A decisão foi definida pela Agência Reguladora de Serviços Públicos do Estado (Arsesp) e marca o primeiro aumento desde a privatização da companhia, em julho de 2024.
Como vai ficar a conta de água
O aumento segue a inflação acumulada nos últimos 16 meses, período usado como referência desde a privatização. Para clientes residenciais que consomem entre 11 m³ e 20 m³, a tarifa passará de R$ 6,01 para R$ 6,40 por metro cúbico. Já comércios, indústrias e órgãos públicos sem contrato específico terão o valor ajustado para R$ 15,95.
Alguns municípios da região do Circuito das Águas Paulista, como Bragança Paulista, Joanópolis, Nazaré Paulista, Pedra Bela, Pinhalzinho, Piracaia, Socorro e Vargem, terão reajuste menor: a tarifa residencial entre 11 m³ e 20 m³ subirá para R$ 5,69.
Para quem consome mais, a diferença também será sentida: clientes com consumo entre 21 e 50 m³/mês verão o valor passar de R$ 14,98 para R$ 15,95 por metro cúbico. A variação no aumento residencial vai de R$ 0,39 a R$ 1,07 por metro cúbico, dependendo da faixa de consumo.
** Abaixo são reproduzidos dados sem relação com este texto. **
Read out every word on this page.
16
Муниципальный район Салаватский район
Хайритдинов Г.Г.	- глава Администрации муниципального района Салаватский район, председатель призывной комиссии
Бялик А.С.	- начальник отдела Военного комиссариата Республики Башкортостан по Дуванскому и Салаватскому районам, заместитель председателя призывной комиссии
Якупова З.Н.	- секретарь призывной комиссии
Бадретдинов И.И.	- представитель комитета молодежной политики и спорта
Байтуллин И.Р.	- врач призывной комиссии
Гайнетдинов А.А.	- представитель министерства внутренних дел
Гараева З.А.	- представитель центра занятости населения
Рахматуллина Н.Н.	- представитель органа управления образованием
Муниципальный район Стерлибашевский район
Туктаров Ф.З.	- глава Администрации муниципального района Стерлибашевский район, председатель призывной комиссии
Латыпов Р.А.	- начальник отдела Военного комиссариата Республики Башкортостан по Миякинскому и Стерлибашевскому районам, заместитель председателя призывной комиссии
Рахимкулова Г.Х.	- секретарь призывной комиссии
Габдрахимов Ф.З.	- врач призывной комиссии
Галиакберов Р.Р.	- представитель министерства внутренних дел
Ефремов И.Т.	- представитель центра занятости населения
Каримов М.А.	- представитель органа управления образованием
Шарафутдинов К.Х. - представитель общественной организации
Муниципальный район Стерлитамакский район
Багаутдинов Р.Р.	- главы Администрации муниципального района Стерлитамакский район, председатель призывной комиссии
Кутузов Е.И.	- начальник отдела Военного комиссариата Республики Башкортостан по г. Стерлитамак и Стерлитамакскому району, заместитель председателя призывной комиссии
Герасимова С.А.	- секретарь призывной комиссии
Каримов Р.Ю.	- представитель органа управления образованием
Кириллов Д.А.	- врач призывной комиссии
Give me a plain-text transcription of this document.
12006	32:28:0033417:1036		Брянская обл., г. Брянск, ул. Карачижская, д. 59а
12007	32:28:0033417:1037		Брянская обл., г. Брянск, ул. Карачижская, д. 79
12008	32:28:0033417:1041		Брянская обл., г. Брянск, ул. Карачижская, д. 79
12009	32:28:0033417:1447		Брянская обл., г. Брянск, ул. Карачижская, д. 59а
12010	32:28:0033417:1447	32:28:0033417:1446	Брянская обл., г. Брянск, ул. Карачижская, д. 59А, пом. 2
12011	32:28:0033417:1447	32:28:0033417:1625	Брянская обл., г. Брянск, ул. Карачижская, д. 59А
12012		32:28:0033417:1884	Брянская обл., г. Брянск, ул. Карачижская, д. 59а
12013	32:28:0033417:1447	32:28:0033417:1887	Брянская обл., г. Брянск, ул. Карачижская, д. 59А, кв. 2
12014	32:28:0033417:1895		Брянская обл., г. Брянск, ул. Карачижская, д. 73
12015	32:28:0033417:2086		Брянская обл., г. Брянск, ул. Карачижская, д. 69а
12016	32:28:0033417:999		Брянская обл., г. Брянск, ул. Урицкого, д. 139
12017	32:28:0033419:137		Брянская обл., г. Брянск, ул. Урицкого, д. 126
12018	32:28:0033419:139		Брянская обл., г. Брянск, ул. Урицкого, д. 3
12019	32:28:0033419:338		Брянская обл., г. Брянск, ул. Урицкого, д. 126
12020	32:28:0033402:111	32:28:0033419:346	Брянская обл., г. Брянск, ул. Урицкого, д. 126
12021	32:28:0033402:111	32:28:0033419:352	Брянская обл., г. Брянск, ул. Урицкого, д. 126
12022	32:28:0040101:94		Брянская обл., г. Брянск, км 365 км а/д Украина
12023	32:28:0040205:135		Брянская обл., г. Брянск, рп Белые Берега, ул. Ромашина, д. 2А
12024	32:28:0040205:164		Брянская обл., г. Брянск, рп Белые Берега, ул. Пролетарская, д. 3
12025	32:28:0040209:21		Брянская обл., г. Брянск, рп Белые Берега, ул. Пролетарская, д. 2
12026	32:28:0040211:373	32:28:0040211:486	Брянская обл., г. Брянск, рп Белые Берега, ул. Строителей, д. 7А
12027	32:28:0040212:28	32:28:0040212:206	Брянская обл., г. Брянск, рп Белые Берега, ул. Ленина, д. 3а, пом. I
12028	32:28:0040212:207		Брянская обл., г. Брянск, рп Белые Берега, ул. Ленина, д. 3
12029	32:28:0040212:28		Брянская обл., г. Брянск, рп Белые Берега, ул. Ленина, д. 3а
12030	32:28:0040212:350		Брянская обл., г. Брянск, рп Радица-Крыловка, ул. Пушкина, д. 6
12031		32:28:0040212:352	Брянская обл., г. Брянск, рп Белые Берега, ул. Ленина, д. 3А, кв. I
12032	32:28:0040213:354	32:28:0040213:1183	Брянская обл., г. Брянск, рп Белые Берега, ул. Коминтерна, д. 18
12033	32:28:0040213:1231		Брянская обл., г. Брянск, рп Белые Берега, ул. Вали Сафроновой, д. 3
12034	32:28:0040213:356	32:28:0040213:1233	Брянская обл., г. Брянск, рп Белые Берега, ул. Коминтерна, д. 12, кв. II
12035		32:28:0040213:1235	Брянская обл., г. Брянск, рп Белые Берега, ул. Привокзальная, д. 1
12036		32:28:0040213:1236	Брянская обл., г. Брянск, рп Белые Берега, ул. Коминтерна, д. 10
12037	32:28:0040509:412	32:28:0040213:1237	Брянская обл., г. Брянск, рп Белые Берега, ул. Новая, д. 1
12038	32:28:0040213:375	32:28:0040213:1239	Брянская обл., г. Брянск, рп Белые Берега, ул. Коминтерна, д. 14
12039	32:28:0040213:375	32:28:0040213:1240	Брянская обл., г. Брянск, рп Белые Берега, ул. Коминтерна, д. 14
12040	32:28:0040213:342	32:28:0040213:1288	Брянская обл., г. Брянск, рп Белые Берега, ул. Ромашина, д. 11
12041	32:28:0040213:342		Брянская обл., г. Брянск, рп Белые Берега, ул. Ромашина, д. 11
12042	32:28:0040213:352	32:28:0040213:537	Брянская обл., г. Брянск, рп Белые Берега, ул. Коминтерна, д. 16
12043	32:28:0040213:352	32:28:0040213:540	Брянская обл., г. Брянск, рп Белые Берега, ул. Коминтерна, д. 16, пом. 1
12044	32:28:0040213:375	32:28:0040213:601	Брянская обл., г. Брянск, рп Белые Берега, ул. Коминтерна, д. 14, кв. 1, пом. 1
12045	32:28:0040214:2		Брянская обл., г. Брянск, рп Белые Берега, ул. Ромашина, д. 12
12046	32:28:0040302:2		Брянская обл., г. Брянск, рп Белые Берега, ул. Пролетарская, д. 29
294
O governo tranquiliza dizendo que “não haverá aumento real para o consumidor” e que a tarifa reajustada ficou 15% abaixo do que seria cobrado se a Sabesp ainda fosse estatal. Mesmo assim, especialistas alertam que, com o reajuste, muitas famílias podem sentir o impacto no bolso, especialmente durante os meses de maior consumo ou em regiões com alta demanda de água.
Com o reajuste, a Sabesp segue a regra de correção contratual e prepara o serviço para os próximos anos, enquanto consumidores precisam se ajustar às novas tarifas e se planejar para o início de 2026.